AUCTION 2023 (APRIL),

LOT 290

John Quincy Adams Ward

1830 - 1910

The Indian Hunter

MEDIUM: Bronze

DIMENSIONS: 16 inches overall height

Signed and dated 1860

SHIPPING DIMENSIONS: 16 x 10 X 15 - 25 lbs.

SOLD FOR: $58,500.00

Including Buyers Premium

Additional Information

The Indian Hunter was one of the standout pieces in the Metropolitan Museum of Art’s influential 2013 exhibition The American West in Bronze, 1850-1925. New Yorkers were already familiar with the piece—a monument of the hunter and his dog has been in Central Park since 1869—but many were first introduced to the work of John Quincy Adams Ward during the exhibition. The piece, created in 1860, is one of 15 known casts of the sculpture. Other casts are in collections at the Met and the Denver Art Museum.

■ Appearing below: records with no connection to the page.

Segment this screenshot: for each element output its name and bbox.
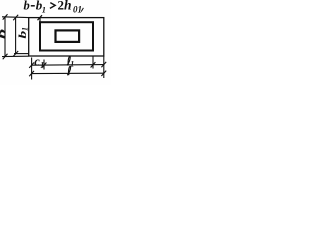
svg-text:b: b — [24, 0, 30, 13]
svg-text:01: 01 — [73, 5, 82, 15]
svg-text:1: 1 — [21, 27, 30, 31]
svg-text:1: 1 — [42, 5, 46, 15]
svg-text:h: h — [64, 0, 72, 13]
svg-text:1: 1 — [40, 61, 44, 70]
svg-text:b: b — [0, 29, 8, 39]
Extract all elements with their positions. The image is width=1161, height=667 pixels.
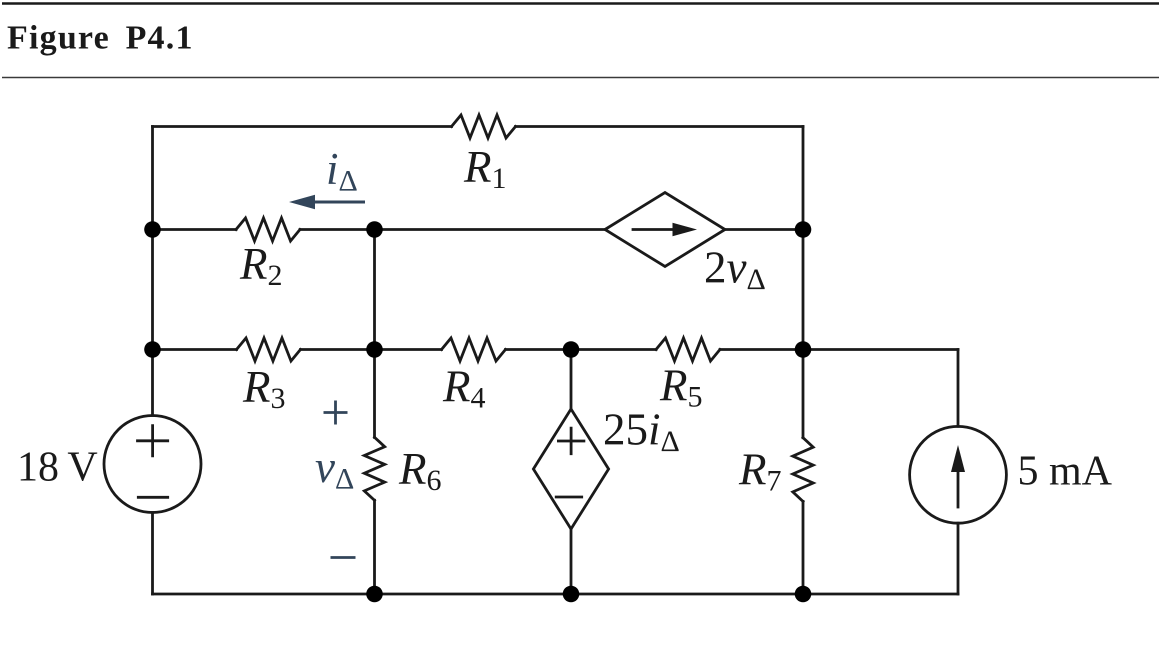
V1 minus sign [138,496,167,499]
svg-text:R6: R6 [398,444,442,497]
wire column2 lower [373,500,376,594]
bottom wire [153,593,959,596]
svg-text:2vΔ: 2vΔ [704,243,766,297]
iD current arrow [312,201,365,204]
wire left rail lower [151,513,154,595]
node bottom col3 [563,586,580,603]
node bottom right rail [795,586,812,603]
svg-text:R3: R3 [242,362,286,415]
node row3 left [144,341,161,358]
node row3 col2 [366,341,383,358]
current source I1 5mA circle [910,426,1007,523]
wire left rail upper [151,127,154,416]
svg-text:iΔ: iΔ [326,144,358,198]
2vD arrow [633,228,677,231]
I1 arrow shaft [957,468,960,507]
resistor R3 [237,338,301,361]
resistor R4 [442,338,506,361]
resistor R1 [452,115,516,138]
node row2 col2 [366,221,383,238]
wire row3 seg1 [153,348,237,351]
wire column3 lower [570,529,573,594]
svg-text:R1: R1 [463,142,507,195]
svg-text:18 V: 18 V [17,445,98,491]
resistor R2 [236,218,300,241]
label vD polarity plus [324,401,348,425]
wire column3 upper [570,350,573,410]
label vD polarity minus [331,556,356,559]
wire right rail upper [802,127,805,438]
top document rule [2,2,1159,5]
svg-text:R2: R2 [239,239,283,292]
node bottom col2 [366,586,383,603]
svg-text:R7: R7 [738,445,782,498]
wire row2 right [725,228,803,231]
resistor R5 [656,338,720,361]
svg-text:25iΔ: 25iΔ [603,405,680,459]
V1 plus sign [138,426,168,456]
svg-text:R4: R4 [442,362,486,415]
wire row3 to far right [803,348,958,351]
dependent source 25iD diamond [533,409,608,529]
voltage source V1 18V circle [104,416,201,513]
svg-text:5 mA: 5 mA [1018,449,1113,495]
divider rule [2,77,1159,79]
wire row3 seg3 [506,348,657,351]
svg-text:Figure P4.1: Figure P4.1 [7,20,194,57]
node row3 right rail [795,341,812,358]
wire row3 seg2 [301,348,442,351]
resistor R7 [793,438,813,502]
wire top left segment [153,125,452,128]
svg-text:R5: R5 [659,361,703,414]
wire row2 middle [300,228,605,231]
wire column2 upper [373,230,376,438]
node row2 right rail [795,221,812,238]
wire right rail lower [802,501,805,594]
node row3 col3 [563,341,580,358]
dependent source 2vD diamond [605,193,725,267]
svg-text:vΔ: vΔ [315,442,354,496]
wire top right segment [516,125,804,128]
resistor R6 [364,437,384,500]
wire far right upper [957,350,960,427]
25iD minus sign [556,496,582,499]
I1 arrow head [951,445,965,472]
node row2 left [144,221,161,238]
wire row2 left [153,228,237,231]
25iD plus sign [558,428,584,454]
wire far right lower [957,523,960,594]
wire row3 seg4 [720,348,803,351]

“Although the sculpture recalls sources from the antique—notably the Louvre’s marble Borghese Gladiator (3rd-1st century B.C.), a reduced plaster cast of which Ward had in his studio—to contemporary viewers, the face of Ward’s hunter was ‘subdued to no fancied requirement of the classic ideal.’ The critic for the New York Times called the hunter a ‘wild varmint of the wood…himself an animal fierce and instinctive as the dog by his side.’ The statuette’s extraordinary surface treatment in the trailing fur robe and the dog’s curly ruff visually links man and beast,” writes Carol Clark in the exhibition’s catalog. Clark also notes that early praise for the work is what eventually led to the monument in Central Park.

Once the decision was made for the monument, Ward got to work on a plaster cast, which was on display in a Broadway store until enough patrons could be found to have it cast in bronze. When it finally did get placed near present-day 65th Street, it was the first work by an American sculptor to be installed in Central Park. “John Quincy Adams Ward’s Indian Hunter established him as a sculpture of American subjects whose combination of realism and vigorous outdoors masculinity in bronze stood in opposition to the marble female nudes of his peers in Italy, who worked in a neoclassical style Ward feared drew ‘a sculptor’s manhood out of him,’” wrote Karen O. Janovy in 2005. “Indeed, The Indian Hunter helped Ward’s reputation survive the changes introduced to sculpture after the Civil War by French naturalism. As Augustus Saint-Gaudens, the American leader of that school said, ‘His work and career, his virility and sincerity, have been a great incentive to me, from the day when he exhibited his Indian Hunter in an art store on the east side of Broadway.”